Hace unos días, nos enteramos del fuego que destruyó buena parte de la techumbre de la catedral de Notre Dame, sin duda, uno de los símbolos más emblemáticos de Paris y, probablemente del mundo. Todos los que hemos visitado la ciudad parisina, estoy segura que hemos hecho un esfuerzo por visitar este hermoso templo que sigue la tradición católica.
Unos, atraídos por su belleza arquitectónica, otros, por fe o motivados por las obras artísticas que ha inspirado este maravilloso monumento, se adentran en sus nervaduras góticas, en la luz que transmiten sus vitrales en medio de tanto misterio y la monumentalidad en su interior.
Notre Dame, siempre ha sido un espacio reservado para la espiritualidad, para el encuentro del hombre con sí mismo. Es, además, un área para el esplendor de las bellas artes, que en conjunto magnifican el diseño arquitectónico y el terreno en que fue construida, amén de que se trata de la pequeña isla de la Cité, rodeada por el río Sena.

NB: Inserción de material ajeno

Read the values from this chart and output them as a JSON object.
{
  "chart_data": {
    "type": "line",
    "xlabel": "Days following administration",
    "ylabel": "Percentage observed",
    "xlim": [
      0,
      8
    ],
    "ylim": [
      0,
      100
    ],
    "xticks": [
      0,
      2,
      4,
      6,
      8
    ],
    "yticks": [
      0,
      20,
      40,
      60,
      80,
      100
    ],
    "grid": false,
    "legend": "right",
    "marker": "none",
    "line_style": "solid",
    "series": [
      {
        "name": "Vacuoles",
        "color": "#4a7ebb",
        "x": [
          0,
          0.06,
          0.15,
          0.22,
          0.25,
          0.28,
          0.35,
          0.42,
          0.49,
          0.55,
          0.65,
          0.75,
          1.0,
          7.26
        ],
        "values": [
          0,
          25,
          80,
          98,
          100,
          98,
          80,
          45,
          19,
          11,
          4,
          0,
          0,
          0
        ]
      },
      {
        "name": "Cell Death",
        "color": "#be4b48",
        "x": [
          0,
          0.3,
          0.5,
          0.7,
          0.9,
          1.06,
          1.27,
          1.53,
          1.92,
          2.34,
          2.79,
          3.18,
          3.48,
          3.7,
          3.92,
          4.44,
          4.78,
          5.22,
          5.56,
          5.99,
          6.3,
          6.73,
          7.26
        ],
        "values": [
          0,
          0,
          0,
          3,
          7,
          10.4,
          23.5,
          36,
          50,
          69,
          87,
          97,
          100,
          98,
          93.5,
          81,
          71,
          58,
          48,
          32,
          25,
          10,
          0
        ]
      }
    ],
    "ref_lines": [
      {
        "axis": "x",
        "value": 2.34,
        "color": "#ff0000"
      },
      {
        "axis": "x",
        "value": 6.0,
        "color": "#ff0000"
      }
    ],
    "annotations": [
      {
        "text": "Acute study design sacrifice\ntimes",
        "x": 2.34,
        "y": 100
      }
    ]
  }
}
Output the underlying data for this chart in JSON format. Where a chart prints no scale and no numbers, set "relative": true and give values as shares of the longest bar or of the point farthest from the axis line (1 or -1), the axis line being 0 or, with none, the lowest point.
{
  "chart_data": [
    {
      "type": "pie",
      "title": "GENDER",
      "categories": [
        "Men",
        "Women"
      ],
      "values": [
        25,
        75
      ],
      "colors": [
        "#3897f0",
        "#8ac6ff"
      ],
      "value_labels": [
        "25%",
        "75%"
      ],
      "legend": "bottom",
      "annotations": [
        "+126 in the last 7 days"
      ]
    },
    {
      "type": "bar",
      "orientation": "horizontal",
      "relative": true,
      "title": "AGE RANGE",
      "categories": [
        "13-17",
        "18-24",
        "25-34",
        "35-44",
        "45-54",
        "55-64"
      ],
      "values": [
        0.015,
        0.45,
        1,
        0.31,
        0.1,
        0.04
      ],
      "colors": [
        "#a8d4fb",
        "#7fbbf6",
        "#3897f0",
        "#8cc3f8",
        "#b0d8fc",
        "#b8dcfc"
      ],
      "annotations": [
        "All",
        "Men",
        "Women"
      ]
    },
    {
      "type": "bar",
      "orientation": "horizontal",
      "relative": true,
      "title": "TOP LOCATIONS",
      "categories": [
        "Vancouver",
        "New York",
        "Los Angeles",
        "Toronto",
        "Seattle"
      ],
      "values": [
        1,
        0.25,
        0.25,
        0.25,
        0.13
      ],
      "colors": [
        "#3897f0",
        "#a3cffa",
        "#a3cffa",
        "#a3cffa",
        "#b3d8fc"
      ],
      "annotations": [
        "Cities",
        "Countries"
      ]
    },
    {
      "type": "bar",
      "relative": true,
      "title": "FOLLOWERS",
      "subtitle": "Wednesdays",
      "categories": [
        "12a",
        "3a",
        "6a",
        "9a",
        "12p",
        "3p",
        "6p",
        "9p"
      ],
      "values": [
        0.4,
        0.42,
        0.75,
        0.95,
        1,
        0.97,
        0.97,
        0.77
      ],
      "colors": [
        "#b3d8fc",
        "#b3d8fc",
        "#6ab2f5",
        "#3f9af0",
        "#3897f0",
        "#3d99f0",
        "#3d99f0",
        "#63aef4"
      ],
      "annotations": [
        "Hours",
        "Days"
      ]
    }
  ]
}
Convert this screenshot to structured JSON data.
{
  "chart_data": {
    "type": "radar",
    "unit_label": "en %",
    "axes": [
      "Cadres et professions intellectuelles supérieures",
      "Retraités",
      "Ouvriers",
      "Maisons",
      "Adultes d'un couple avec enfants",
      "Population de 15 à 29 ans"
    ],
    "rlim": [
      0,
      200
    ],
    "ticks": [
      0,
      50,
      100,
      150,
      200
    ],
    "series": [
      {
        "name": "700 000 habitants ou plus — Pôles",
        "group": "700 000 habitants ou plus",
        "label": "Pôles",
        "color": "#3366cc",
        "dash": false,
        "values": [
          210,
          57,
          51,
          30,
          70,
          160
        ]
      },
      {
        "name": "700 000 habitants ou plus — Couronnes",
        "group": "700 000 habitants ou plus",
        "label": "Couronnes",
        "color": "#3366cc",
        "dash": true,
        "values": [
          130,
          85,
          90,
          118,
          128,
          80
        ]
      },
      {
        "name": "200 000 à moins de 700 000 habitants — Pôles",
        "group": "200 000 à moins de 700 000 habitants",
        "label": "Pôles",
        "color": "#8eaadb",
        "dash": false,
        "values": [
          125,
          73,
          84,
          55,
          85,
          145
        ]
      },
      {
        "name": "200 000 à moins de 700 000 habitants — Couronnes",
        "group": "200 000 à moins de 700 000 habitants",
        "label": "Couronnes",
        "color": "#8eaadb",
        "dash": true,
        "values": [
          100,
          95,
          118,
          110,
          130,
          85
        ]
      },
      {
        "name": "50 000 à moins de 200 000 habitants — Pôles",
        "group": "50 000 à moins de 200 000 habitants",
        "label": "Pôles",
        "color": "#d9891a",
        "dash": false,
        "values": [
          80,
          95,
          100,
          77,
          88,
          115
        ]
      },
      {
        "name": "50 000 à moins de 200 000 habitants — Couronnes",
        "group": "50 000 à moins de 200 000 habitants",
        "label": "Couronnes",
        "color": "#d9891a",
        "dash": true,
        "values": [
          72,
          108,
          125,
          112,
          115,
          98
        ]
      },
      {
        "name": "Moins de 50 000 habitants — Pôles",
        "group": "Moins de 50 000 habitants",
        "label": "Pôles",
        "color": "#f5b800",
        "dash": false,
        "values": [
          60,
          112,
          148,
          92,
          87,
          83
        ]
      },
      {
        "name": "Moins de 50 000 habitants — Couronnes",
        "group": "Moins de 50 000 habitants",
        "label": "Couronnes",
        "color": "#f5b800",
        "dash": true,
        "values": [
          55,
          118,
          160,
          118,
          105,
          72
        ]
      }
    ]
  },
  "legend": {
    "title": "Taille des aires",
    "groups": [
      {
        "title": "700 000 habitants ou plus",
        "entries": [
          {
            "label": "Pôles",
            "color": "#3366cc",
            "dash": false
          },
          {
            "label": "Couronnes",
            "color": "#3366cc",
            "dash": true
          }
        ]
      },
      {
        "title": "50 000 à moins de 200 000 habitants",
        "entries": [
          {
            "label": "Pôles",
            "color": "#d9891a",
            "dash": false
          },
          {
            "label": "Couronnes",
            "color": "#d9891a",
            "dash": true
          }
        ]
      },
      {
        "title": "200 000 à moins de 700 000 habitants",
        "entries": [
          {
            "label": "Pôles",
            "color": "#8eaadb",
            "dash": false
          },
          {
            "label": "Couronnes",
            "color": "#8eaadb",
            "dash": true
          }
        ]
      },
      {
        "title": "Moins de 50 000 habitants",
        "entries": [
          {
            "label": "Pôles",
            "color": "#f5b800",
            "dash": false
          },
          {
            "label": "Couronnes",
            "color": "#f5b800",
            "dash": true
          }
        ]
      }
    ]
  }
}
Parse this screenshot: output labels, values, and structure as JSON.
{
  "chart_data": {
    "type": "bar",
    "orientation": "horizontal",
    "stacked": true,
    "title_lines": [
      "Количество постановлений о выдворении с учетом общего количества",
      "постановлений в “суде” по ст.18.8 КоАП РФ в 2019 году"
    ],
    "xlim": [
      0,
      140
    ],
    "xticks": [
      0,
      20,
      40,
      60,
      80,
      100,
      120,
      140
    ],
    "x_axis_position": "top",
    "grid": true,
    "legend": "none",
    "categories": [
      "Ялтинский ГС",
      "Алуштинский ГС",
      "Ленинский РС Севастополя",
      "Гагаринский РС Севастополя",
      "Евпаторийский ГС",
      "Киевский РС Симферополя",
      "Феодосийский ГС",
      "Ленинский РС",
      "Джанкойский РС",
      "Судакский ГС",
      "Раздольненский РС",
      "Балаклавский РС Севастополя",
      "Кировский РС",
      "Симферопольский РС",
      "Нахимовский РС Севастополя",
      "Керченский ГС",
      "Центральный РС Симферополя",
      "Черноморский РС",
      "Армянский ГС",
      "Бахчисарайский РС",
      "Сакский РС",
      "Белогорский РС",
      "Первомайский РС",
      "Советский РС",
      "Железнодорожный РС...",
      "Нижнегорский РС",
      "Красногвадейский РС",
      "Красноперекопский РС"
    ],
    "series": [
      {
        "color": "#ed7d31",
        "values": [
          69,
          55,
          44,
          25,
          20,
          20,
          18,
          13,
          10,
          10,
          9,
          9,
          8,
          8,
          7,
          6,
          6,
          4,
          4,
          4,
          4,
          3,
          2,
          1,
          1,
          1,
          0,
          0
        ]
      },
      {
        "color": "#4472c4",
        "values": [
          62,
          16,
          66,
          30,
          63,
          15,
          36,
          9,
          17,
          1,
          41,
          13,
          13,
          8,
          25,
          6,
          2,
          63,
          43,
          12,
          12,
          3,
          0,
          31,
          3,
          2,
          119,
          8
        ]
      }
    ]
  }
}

Recuerdo cómo en octubre, la ciudad se torna gris porque inician los aires del invierno, pero la calidez reina en aquella iglesia de estilo gótico que ha ido emergiendo junto con los que pueblan su entorno. Estar frente al templo, es sentirnos parte del momentum que inspiró a Víctor Hugo para legarnos la obra: “Nuestra Señora de Paris”, mejor conocida como “El jorobado de Notre Dame”, aunque nos invade la tristeza, al hacer memoria de lo que el nobel autor presagió en su texto al expresar en el libro décimo que “en la parte más elevada de la última galería, por encima del rosetón central, había una gran llama que subía entre los campanarios con turbillones de chispas, una gran llama revuelta y furiosa, de la que el viento arrancaba a veces una lengua en medio de una gran humareda”.
Con el fuego de Notre Dame, se nos va un pedazo de la esencia de uno de los monumentos más emblemáticos del mundo, conservamos la esperanza de que se pueda reconstruir la parte afectada y que haya una mejor conservación en el futuro.